As you can see, there is a variety of public works projects now in planning stages in Pennsylvania. Nearly all of them could be accelerated if construction funds were available; and the same rule applies to public works programs of our local governments throughout the State. I want to emphasize, again, that the funds I am discussing do not include programs of highway construction.

While I am on the subject of highways, however, I feel I should add that we have been able to use acceleration to great advantage in this field, also.

Last year, for example, the Pennsylvania Department of Highways expended $10 million in a speeded up program of hazard removal and general highway betterment. The program was late in starting, but as a direct result, 2,000 employable workers were actually working in jobs from the last of May to the first of December.

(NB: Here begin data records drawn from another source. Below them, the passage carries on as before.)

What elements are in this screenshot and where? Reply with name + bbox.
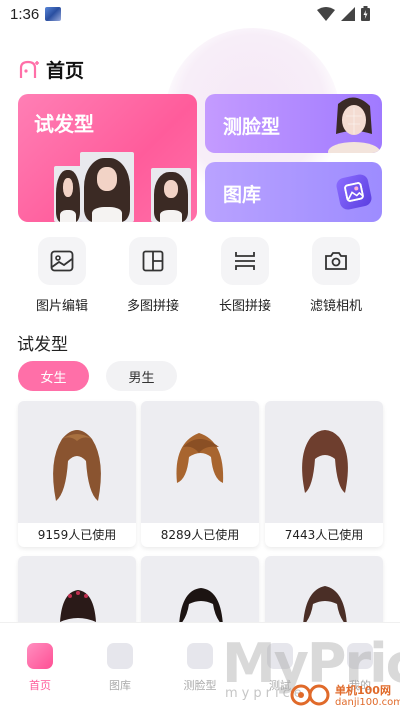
tool-label: 多图拼接 xyxy=(126,299,179,314)
watermark-logo-icon xyxy=(290,684,330,706)
hairstyle-card[interactable]: 8289人已使用 xyxy=(141,401,259,547)
face-scan-image xyxy=(328,97,380,153)
signal-icon xyxy=(341,6,355,21)
try-hairstyle-card[interactable]: 试发型 xyxy=(18,94,197,222)
tool-filter-camera[interactable]: 滤镜相机 xyxy=(300,237,372,314)
nav-home[interactable]: 首页 xyxy=(10,643,70,693)
image-edit-icon xyxy=(38,237,86,285)
hairstyle-card[interactable] xyxy=(265,556,383,622)
hairstyle-image xyxy=(176,433,224,483)
usage-count: 8289人已使用 xyxy=(141,523,259,547)
gallery-nav-icon xyxy=(107,643,133,669)
hairstyle-card[interactable]: 7443人已使用 xyxy=(265,401,383,547)
status-icons xyxy=(317,6,370,21)
app-logo-icon xyxy=(19,60,39,78)
portrait-center xyxy=(80,152,134,222)
long-stitch-icon xyxy=(221,237,269,285)
gallery-card[interactable]: 图库 xyxy=(205,162,382,222)
tool-label: 滤镜相机 xyxy=(309,299,362,314)
usage-count: 7443人已使用 xyxy=(265,523,383,547)
watermark-site-name: 单机100网 xyxy=(335,684,391,697)
app-header: 首页 xyxy=(18,56,84,83)
tool-label: 长图拼接 xyxy=(218,299,271,314)
home-icon xyxy=(27,643,53,669)
chip-female[interactable]: 女生 xyxy=(18,361,89,391)
grid-layout-icon xyxy=(129,237,177,285)
chip-male[interactable]: 男生 xyxy=(106,361,177,391)
hairstyle-card[interactable] xyxy=(141,556,259,622)
gallery-title: 图库 xyxy=(223,184,262,206)
tool-label: 图片编辑 xyxy=(35,299,88,314)
tool-long-stitch[interactable]: 长图拼接 xyxy=(209,237,281,314)
nav-label: 首页 xyxy=(29,679,51,692)
battery-icon xyxy=(361,6,370,21)
try-hairstyle-title: 试发型 xyxy=(34,112,94,136)
status-bar: 1:36 xyxy=(0,0,400,28)
watermark-site-url: danji100.com xyxy=(335,697,400,708)
face-shape-title: 测脸型 xyxy=(223,116,281,138)
hairstyle-image xyxy=(53,430,101,501)
hairstyle-image xyxy=(302,430,348,493)
hairstyle-image xyxy=(179,588,223,622)
tool-multi-stitch[interactable]: 多图拼接 xyxy=(117,237,189,314)
notification-image-icon xyxy=(45,7,62,21)
page-title: 首页 xyxy=(46,60,85,82)
hairstyle-image xyxy=(60,590,96,622)
camera-icon xyxy=(312,237,360,285)
tool-image-edit[interactable]: 图片编辑 xyxy=(26,237,98,314)
hairstyle-image xyxy=(303,586,347,622)
wifi-icon xyxy=(317,6,335,21)
portrait-left xyxy=(54,166,82,222)
status-time: 1:36 xyxy=(10,5,40,23)
portrait-right xyxy=(151,168,191,222)
hairstyle-card[interactable]: 9159人已使用 xyxy=(18,401,136,547)
face-nav-icon xyxy=(187,643,213,669)
section-title: 试发型 xyxy=(17,335,68,355)
nav-label: 测脸型 xyxy=(183,679,217,692)
gallery-icon xyxy=(335,173,373,211)
face-shape-card[interactable]: 测脸型 xyxy=(205,94,382,153)
nav-gallery[interactable]: 图库 xyxy=(90,643,150,693)
nav-label: 图库 xyxy=(109,679,131,692)
usage-count: 9159人已使用 xyxy=(18,523,136,547)
nav-face-shape[interactable]: 测脸型 xyxy=(170,643,230,693)
hairstyle-card[interactable] xyxy=(18,556,136,622)
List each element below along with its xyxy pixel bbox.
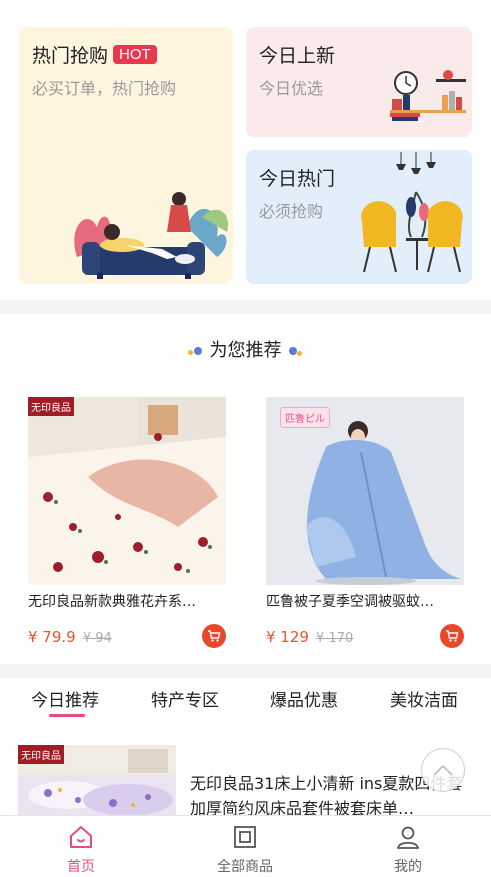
nav-home-label: 首页	[67, 859, 95, 875]
product-old-price: ¥ 94	[82, 631, 112, 646]
active-tab-indicator	[49, 714, 85, 717]
add-to-cart-button[interactable]	[440, 624, 464, 648]
chairs-illustration	[361, 152, 463, 273]
promo-new-subtitle: 今日优选	[259, 79, 324, 98]
brand-tag: 无印良品	[18, 745, 64, 764]
chevron-up-icon	[433, 764, 453, 776]
decor-dots-left	[187, 346, 204, 356]
product-price: ¥ 79.9	[28, 628, 76, 646]
nav-home[interactable]: 首页	[31, 824, 131, 876]
promo-trend-subtitle: 必须抢购	[259, 202, 324, 221]
promo-hot-title: 热门抢购	[32, 45, 109, 67]
tab-specialty-zone[interactable]: 特产专区	[151, 686, 219, 711]
product-old-price: ¥ 170	[316, 631, 354, 646]
sofa-illustration	[74, 192, 228, 279]
product-image[interactable]: 匹鲁ピル	[266, 397, 464, 585]
category-tabs: 今日推荐 特产专区 爆品优惠 美妆洁面	[0, 680, 491, 720]
cart-icon	[446, 630, 459, 642]
nav-all-products[interactable]: 全部商品	[195, 824, 295, 876]
hot-badge: HOT	[113, 45, 157, 64]
recommend-title: 为您推荐	[209, 340, 282, 361]
nav-all-products-label: 全部商品	[217, 859, 273, 875]
home-icon	[70, 826, 92, 848]
product-card[interactable]: 无印良品 无印良品新款典雅花卉系… ¥ 79.9 ¥ 94	[28, 397, 226, 651]
promo-trend-title: 今日热门	[259, 168, 336, 190]
floral-bedding-image	[28, 397, 226, 585]
product-card[interactable]: 匹鲁ピル 匹鲁被子夏季空调被驱蚊… ¥ 129 ¥ 170	[266, 397, 464, 651]
user-icon	[397, 826, 419, 849]
tab-beauty-cleansing[interactable]: 美妆洁面	[390, 686, 458, 711]
promo-new-today[interactable]: 今日上新 今日优选	[246, 27, 472, 137]
product-price-row: ¥ 79.9 ¥ 94	[28, 624, 226, 651]
section-divider	[0, 664, 491, 678]
product-name: 匹鲁被子夏季空调被驱蚊…	[266, 594, 434, 610]
promo-new-title: 今日上新	[259, 45, 336, 67]
page: 热门抢购 HOT 必买订单，热门抢购 今日上新 今日优选 今日热门 必须抢购 为…	[0, 0, 491, 877]
list-item[interactable]: 无印良品 无印良品31床上小清新 ins夏款四件套加厚简约风床品套件被套床单…	[18, 745, 473, 820]
tab-today-recommend[interactable]: 今日推荐	[31, 686, 99, 711]
promo-trending-today[interactable]: 今日热门 必须抢购	[246, 150, 472, 284]
section-divider	[0, 300, 491, 314]
product-image[interactable]: 无印良品	[28, 397, 226, 585]
product-price: ¥ 129	[266, 628, 309, 646]
promo-hot-title-row: 热门抢购 HOT	[32, 41, 157, 68]
recommend-heading: 为您推荐	[0, 336, 491, 362]
tab-hot-deals[interactable]: 爆品优惠	[270, 686, 338, 711]
promo-hot-subtitle: 必买订单，热门抢购	[32, 79, 177, 98]
brand-tag: 无印良品	[28, 397, 74, 416]
decor-dots-right	[287, 346, 303, 356]
cart-icon	[208, 630, 221, 642]
nav-profile-label: 我的	[394, 859, 422, 875]
shelf-illustration	[390, 70, 466, 121]
list-item-image: 无印良品	[18, 745, 176, 820]
bottom-navigation: 首页 全部商品 我的	[0, 815, 491, 877]
promo-hot-sale[interactable]: 热门抢购 HOT 必买订单，热门抢购	[19, 27, 233, 284]
nav-profile[interactable]: 我的	[358, 824, 458, 876]
scroll-to-top-button[interactable]	[421, 748, 465, 792]
brand-tag: 匹鲁ピル	[280, 407, 330, 428]
product-name: 无印良品新款典雅花卉系…	[28, 594, 196, 610]
add-to-cart-button[interactable]	[202, 624, 226, 648]
product-price-row: ¥ 129 ¥ 170	[266, 624, 464, 651]
box-icon	[234, 826, 256, 848]
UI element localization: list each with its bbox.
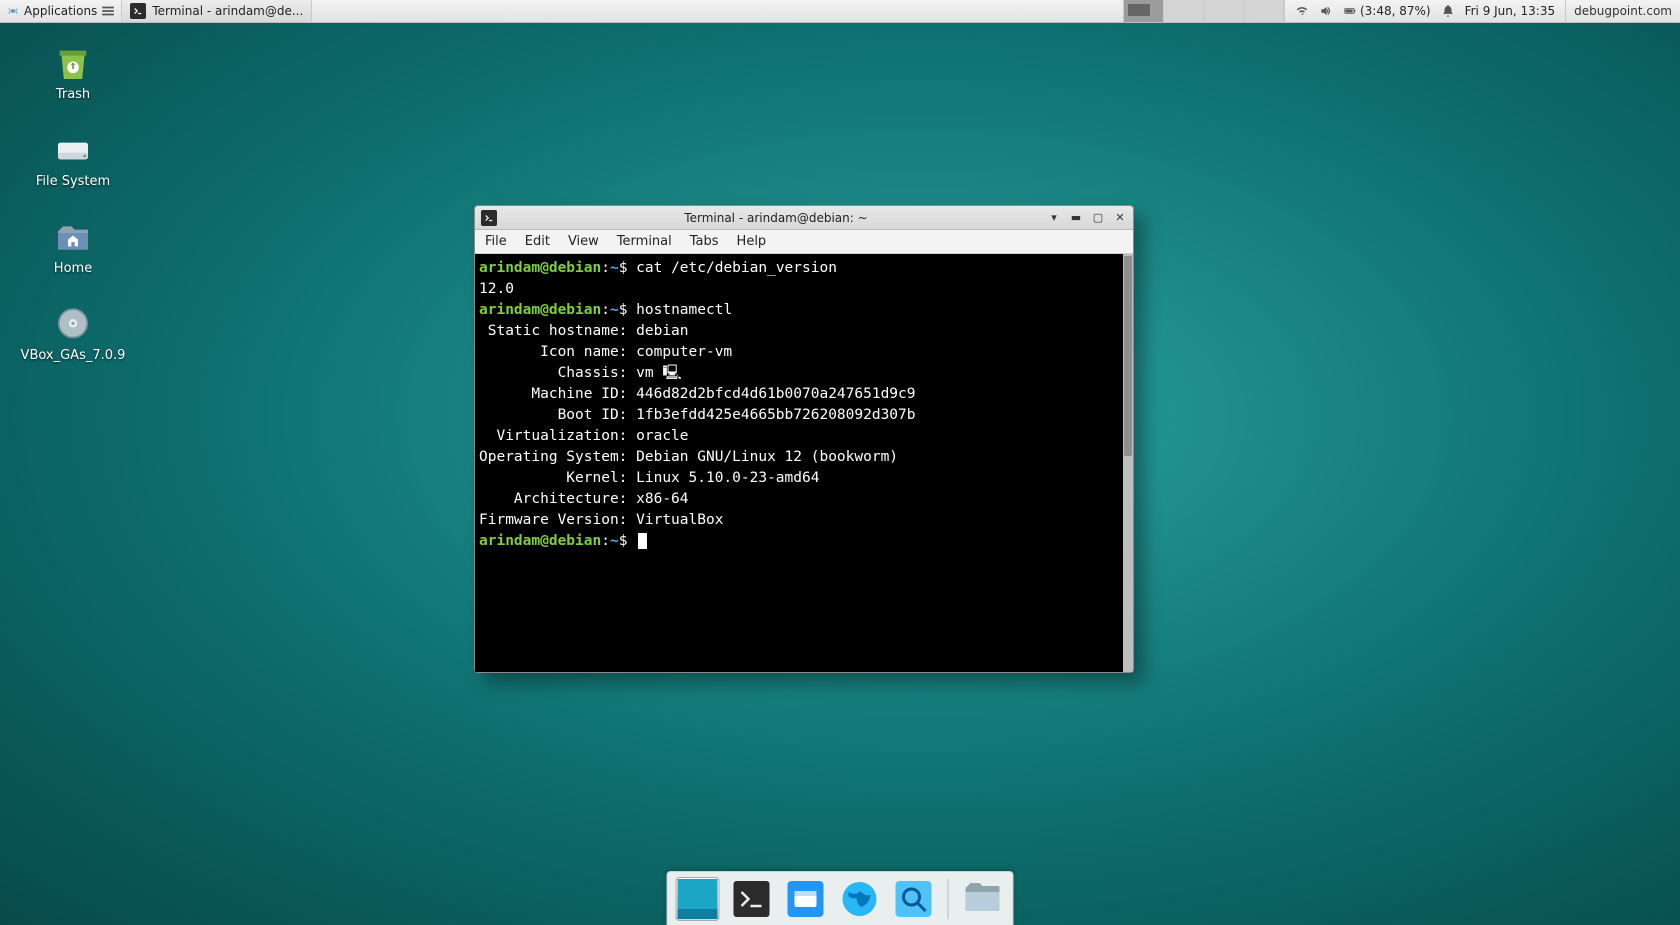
workspace-1[interactable] [1124, 0, 1164, 22]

This year the highway department plans to initiate a similar program earlier. We are hopeful that its effect will be even more beneficial than last year's, in terms of its effect on unemployment and toward improvement of Pennsylvania's roads.

We do not deny that we have faced serious problems in unemployment in our State. We have tackled them, however, in the way that we feel they must be tackled-imaginatively and on a broad front, rather than in some timid, halfhearted, limited fashion.

The most notable of our efforts to solve our own problems, of course, has been the Pennsylvania Industrial Development Authority. Since it was signed into law in 1956, the authority-better known as PIDA has worked with local citizens and local financial institutions to create 32,558 job opportunities for Pennsylvania workers. PIDA participation in the industrial projects has amounted to nearly $252 million, but the total estimated payroll from the jobs created will be nearly $120 million annually. It should be evident, therefore, that Pennsylvania's pioneering industrial development program is paying dividends now and shall continue to do so for many years to come. We have made excellent progress in retraining workers, also, carrying on an intensive drive to prepare those who were once employed in mines and closed factories for other kinds of work.

The retraining program has been extraordinarily effective; placement of retrained workers has ranged consistently from 85 to 95 percent.

When the ARA program went into effect, Pennsylvania was ready to move with additional projects for retraining. We now have more training courses submitted and approved by the ARA than any other State. We have 200 workers enrolled in retraining under ARA at the present time. Half of them had been unemployed 6 months or more and one-third had been unemployed more than a year.

It is our belief that each of the steps the Federal Government has taken is valuable. ARA is an important complement to the statewide effort we have made through PIDA. Federal participation in the retraining of workers is essential. And, by the same token, a program to empower the President to launch public works when recession threatens is a powerful deterrent to increasing unemploy

ment.

The program now before this committee is a strong and effective. proposal. It is a positive program and I urgently request that the Congress react positively to it, for the sake of the national economy and for Pennsylvania's citizens.

As I have mentioned, previously, we have many public works projects in our State that are now in planning stages. They lack only the necessary construction funds. There are others for which planning money, too, needs to be made available.